National Science Foundation
University of Louisville
Two new key technologies are becoming increasingly implemented in many manufacturing and distribution companies. Although the first technology, radio frequency identification (RFID), is based on principles that have been applied for a few decades now (e.g., use of radio frequencies in airline control and communication systems), it has generated substantial interest on the part of industry primarily due to two mandates – one from the private sector (Wal-Mart) and another from the public sector (Department of Defense – DoD). The second technology – Global Positioning Systems (GPS) – has also been heavily deployed in many sectors of our industry. Many manufacturers have adopted the technologies (especially RFID) more because of mandate than choice. As a result, many companies use the two technologies for simple functions such as product tagging and tracing, providing distribution visibility to customers (for example, allowing customers track a shipment as it moves through the supply chain) and have not quite determined how to benefit from them.
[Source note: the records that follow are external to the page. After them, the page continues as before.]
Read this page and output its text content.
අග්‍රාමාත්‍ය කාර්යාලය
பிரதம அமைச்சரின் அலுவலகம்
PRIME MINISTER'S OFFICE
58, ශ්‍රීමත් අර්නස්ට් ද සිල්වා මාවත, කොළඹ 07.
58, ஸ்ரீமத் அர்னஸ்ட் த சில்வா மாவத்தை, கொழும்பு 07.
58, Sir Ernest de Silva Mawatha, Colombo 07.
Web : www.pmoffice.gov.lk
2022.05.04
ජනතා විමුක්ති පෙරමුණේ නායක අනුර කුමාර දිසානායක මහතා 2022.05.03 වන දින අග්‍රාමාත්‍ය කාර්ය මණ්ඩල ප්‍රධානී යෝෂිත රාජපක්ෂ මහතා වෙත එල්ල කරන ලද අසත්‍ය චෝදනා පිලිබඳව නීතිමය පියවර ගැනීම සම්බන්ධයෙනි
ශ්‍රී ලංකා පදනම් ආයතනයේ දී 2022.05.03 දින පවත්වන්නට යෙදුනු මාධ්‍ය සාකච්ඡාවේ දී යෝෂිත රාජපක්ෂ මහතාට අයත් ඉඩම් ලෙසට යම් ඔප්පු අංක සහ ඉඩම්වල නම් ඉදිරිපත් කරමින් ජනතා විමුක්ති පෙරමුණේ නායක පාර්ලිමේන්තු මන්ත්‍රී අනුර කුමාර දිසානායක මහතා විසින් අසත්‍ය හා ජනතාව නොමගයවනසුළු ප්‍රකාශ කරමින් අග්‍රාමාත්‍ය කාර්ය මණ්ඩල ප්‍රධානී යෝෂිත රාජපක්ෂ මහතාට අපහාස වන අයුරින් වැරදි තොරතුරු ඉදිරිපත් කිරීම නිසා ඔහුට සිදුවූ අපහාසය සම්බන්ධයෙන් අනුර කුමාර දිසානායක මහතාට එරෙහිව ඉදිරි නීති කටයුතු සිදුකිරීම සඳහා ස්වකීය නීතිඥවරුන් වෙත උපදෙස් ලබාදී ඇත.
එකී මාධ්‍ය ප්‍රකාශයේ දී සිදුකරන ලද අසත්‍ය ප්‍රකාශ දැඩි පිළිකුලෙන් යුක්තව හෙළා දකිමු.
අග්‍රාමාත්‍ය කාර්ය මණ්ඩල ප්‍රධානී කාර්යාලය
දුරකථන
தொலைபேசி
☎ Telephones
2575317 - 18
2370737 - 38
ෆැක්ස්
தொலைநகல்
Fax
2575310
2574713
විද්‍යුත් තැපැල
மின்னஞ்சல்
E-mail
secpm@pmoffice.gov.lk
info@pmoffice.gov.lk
It is our belief, however, that the real-time information provided by these two systems can be effectively used to design and operate logistical systems on a real-time basis in direct response to new, constantly changing information that is being supplied by the two technologies. The structure of a real-time decision support system is illustrated in Figure 1. In this proposal, we propose to tackle some of the important strategic, intermediate and
tactical level problems faced in the design and operation of next generation logistical systems.